Sam Rosenfeld on those blaming Kerry for the Swift Boat smears:

By this logic, if Kerry had decided to make, say, his Senate record as an aggressive investigator of scandals and malfeasance the centerpiece of his candidacy, and then some erstwhile colleagues in those investigations waited until the summer of 2004 to lob utterly unsubstantiated claims that Kerry was actually on the take from BCCI the whole time or actually fabricated the whole arms-for-hostages thing out of whole cloth — well, that would be his fault. He would deserve it. Because, you know, he “invited” the debate.

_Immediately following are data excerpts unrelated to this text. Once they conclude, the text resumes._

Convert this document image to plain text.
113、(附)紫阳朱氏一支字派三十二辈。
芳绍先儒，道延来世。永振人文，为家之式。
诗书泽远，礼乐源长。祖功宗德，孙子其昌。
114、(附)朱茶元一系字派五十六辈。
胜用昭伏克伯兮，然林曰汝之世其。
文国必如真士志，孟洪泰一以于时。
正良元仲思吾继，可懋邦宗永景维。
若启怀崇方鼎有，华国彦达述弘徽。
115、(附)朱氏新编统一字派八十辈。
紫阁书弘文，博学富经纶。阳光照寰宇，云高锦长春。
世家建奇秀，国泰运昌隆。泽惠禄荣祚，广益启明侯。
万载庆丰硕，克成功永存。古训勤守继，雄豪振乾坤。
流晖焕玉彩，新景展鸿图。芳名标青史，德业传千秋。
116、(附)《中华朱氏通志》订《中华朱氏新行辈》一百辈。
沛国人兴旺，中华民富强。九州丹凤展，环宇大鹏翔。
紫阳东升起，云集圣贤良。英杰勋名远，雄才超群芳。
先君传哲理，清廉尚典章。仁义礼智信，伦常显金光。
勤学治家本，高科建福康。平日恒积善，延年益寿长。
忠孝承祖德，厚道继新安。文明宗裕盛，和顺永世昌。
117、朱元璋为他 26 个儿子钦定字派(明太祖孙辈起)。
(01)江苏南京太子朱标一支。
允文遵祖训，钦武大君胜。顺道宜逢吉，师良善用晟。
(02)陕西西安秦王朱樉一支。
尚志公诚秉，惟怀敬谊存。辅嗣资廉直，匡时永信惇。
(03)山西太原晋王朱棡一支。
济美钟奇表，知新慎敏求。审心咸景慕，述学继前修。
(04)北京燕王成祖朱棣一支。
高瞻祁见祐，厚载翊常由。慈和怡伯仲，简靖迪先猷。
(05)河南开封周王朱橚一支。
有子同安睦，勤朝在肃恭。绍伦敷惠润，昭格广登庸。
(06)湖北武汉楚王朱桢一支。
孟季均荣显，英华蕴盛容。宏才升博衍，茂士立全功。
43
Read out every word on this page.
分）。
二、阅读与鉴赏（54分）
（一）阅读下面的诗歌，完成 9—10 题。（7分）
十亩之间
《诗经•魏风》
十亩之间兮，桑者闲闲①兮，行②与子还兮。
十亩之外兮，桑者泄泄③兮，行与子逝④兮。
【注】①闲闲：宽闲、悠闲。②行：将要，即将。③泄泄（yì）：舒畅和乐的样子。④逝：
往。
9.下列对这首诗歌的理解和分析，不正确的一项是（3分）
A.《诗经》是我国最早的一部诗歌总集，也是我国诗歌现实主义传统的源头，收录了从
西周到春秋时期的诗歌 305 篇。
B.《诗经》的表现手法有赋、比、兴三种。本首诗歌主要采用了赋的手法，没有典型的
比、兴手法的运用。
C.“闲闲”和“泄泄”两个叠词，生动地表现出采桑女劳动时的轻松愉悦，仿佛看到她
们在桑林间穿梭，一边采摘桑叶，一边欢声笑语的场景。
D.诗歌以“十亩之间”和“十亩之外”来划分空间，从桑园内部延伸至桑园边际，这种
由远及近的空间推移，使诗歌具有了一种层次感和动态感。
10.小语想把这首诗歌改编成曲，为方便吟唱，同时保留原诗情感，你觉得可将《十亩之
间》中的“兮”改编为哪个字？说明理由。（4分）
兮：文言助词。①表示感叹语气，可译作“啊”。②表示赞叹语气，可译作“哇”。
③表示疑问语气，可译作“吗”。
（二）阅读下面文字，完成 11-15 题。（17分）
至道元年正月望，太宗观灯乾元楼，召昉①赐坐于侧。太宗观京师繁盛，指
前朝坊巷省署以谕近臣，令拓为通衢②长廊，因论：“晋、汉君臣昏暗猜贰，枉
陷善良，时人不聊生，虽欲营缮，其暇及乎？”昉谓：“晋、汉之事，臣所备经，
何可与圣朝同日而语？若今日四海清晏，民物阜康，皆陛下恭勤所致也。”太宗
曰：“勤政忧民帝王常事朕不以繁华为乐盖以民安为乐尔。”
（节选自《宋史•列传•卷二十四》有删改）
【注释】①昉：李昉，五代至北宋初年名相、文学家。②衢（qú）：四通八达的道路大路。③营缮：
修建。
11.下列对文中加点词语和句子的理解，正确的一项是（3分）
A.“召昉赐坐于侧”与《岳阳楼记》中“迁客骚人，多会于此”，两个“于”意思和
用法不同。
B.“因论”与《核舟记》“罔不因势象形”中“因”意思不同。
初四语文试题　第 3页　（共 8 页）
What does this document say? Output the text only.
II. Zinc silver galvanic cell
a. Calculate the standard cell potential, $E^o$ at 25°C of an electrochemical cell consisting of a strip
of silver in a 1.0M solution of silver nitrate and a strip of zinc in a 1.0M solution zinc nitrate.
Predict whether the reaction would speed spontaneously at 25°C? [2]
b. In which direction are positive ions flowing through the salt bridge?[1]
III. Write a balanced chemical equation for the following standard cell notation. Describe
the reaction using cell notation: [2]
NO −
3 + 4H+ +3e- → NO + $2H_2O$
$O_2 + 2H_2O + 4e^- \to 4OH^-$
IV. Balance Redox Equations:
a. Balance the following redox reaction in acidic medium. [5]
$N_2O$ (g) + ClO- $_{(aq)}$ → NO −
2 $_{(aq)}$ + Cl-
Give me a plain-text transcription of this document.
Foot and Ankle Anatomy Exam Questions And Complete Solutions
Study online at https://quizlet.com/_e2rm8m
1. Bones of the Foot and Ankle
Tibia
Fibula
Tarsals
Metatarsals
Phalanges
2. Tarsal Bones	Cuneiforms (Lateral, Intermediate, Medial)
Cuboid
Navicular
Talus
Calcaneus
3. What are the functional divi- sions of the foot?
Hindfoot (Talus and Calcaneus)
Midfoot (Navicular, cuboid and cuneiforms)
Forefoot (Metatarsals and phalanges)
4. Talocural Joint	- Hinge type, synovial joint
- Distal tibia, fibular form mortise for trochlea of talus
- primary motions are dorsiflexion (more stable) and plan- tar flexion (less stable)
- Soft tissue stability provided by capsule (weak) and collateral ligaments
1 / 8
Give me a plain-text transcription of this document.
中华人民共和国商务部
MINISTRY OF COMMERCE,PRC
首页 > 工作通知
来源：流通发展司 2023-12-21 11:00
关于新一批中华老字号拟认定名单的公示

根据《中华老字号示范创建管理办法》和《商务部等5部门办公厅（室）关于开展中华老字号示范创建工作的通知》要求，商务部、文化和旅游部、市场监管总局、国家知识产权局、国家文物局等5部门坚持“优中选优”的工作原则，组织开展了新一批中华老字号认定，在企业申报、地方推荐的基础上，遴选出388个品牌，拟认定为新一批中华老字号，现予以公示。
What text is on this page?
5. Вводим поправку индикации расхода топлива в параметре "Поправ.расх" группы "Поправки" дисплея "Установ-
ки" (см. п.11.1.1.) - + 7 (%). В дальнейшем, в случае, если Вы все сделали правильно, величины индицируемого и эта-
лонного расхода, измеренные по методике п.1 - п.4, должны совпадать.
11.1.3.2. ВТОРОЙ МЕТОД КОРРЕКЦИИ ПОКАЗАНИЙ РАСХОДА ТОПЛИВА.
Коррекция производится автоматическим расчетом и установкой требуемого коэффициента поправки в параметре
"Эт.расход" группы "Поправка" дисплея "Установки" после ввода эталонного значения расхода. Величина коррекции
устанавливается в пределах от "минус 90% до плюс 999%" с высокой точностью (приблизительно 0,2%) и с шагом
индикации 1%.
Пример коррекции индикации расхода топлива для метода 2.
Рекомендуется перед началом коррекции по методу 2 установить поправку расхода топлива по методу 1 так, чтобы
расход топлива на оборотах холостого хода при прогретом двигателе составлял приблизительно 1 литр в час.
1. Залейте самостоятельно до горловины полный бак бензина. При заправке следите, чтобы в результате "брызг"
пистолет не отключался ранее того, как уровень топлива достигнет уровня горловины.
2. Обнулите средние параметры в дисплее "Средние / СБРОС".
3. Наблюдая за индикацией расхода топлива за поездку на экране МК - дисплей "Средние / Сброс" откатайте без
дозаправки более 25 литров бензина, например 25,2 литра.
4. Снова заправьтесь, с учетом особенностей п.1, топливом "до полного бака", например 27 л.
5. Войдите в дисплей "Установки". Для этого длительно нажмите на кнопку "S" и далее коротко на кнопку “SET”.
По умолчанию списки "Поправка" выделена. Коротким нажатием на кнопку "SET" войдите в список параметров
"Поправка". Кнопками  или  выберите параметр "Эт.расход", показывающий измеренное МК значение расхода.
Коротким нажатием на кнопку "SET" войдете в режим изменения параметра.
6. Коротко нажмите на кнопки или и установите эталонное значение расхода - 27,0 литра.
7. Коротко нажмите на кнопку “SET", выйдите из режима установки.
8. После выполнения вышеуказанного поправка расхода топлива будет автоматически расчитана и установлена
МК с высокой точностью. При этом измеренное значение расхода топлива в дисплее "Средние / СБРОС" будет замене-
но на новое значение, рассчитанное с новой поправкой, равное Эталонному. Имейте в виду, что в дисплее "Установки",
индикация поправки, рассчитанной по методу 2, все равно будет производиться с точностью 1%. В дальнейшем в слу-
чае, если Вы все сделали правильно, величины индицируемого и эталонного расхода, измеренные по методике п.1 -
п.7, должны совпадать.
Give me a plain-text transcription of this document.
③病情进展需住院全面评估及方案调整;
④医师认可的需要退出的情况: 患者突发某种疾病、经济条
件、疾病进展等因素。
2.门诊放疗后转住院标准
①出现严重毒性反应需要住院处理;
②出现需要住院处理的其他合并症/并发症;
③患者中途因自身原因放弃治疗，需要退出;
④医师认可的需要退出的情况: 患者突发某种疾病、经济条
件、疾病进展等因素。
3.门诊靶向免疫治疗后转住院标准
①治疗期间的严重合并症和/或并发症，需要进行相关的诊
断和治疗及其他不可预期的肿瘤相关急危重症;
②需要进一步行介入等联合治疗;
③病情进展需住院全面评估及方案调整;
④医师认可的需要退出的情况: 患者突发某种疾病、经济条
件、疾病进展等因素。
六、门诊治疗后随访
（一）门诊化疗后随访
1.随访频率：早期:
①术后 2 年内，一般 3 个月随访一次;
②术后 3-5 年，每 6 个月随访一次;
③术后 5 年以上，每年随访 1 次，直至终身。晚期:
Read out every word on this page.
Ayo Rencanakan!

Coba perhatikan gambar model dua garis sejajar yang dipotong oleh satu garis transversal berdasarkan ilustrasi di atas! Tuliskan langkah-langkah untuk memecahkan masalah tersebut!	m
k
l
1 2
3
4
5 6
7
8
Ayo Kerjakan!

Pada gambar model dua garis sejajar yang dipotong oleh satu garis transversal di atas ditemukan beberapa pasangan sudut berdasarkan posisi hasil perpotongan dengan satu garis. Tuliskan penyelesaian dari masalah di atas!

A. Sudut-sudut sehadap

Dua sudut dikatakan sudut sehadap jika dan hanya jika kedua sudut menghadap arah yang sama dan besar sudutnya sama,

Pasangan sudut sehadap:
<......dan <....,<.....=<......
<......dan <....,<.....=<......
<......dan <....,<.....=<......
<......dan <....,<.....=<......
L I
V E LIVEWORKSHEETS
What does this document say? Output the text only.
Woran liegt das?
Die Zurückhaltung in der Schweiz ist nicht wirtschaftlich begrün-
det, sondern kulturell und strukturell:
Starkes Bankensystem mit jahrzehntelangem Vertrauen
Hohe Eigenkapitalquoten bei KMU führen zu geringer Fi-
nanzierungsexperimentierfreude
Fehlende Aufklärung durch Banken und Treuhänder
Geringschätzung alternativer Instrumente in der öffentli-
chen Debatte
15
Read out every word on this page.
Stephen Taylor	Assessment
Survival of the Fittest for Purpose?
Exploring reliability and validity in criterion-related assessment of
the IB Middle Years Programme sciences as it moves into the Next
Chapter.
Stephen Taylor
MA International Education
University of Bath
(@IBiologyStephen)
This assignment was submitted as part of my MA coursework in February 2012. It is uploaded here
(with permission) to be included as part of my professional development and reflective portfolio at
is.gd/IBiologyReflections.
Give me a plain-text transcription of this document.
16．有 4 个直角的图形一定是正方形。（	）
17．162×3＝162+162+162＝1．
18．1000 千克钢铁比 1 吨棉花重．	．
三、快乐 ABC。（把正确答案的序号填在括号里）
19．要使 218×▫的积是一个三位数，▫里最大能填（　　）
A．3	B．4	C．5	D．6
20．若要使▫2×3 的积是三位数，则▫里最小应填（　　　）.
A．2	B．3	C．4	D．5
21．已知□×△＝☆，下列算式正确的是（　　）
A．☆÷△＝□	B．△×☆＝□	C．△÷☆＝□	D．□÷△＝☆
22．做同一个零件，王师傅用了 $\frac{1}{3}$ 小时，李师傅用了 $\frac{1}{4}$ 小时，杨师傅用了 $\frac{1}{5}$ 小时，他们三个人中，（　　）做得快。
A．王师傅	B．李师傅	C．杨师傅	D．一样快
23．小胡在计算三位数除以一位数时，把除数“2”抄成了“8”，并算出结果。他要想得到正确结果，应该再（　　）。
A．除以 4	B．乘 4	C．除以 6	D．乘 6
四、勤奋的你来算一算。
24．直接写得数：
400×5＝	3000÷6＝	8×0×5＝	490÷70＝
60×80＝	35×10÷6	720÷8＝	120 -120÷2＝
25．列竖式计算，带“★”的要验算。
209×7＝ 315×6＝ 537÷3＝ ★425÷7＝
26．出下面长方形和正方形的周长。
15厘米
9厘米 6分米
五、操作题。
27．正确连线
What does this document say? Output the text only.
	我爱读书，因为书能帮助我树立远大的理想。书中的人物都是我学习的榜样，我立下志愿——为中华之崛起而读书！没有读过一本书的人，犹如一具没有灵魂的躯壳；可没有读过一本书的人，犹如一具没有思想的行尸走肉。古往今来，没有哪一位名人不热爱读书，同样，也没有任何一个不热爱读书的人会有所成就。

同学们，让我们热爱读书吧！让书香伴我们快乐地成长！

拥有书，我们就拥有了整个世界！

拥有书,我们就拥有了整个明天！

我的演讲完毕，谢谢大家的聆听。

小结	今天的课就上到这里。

George W. Bush, soft on homelessness:

Approximately 40,000 D.C. residents are on a waiting list for government housing assistance, according to a spokesman for the D.C. Housing Authority. “This is a scandal. It’s terrible,” said housing authority Vice Chairman Lynn Cunningham, who claims that the list of persons awaiting public housing units or Section 8 rent-assistance vouchers in the District is closer to 50,000. . . Cunningham, a clinical law professor at George Washington University, pointed to declining federal funding for the housing authority’s HOPE (Housing Opportunities for People Everywhere) VI projects as a contributing factor to the lack of available housing. “Across the country, there are $28 billion in backlog in housing needs. Congress has not come forward to meet that need,” Cunningham said.

Kerry sounds some of the right notes on our ongoing craven war on pot:

When responding to a question in Rolling Stone magazine about whether he favored marijuana decriminalization, Kerry said, “No, not quite. What we did in the prosecutor’s office was have a sort of unspoken approach to marijuana that was almost effectively decriminalization. We just didn’t bother with small-time use. It doesn’t rise to the level of nuisance, even. And what we were after was people dealing with heroin and destroying lives, and people who were killing people. That’s where you need to focus.” He also addressed recreational marijuana use by saying, “I’ve met plenty of people in my lifetime who’ve used marijuana and who I would not qualify as serious addicts — who use about the same amount as some people drink beer or wine or have a cocktail. I don’t get too excited by any of that.

Another area, to his credit, where Kerry is at least running to the left of where Clinton ran in ’92. For more on Clinton’s embrace on the war on drugs, and on the insanity of our drug policy, check out Eric Schlosser’s Reefer Madness.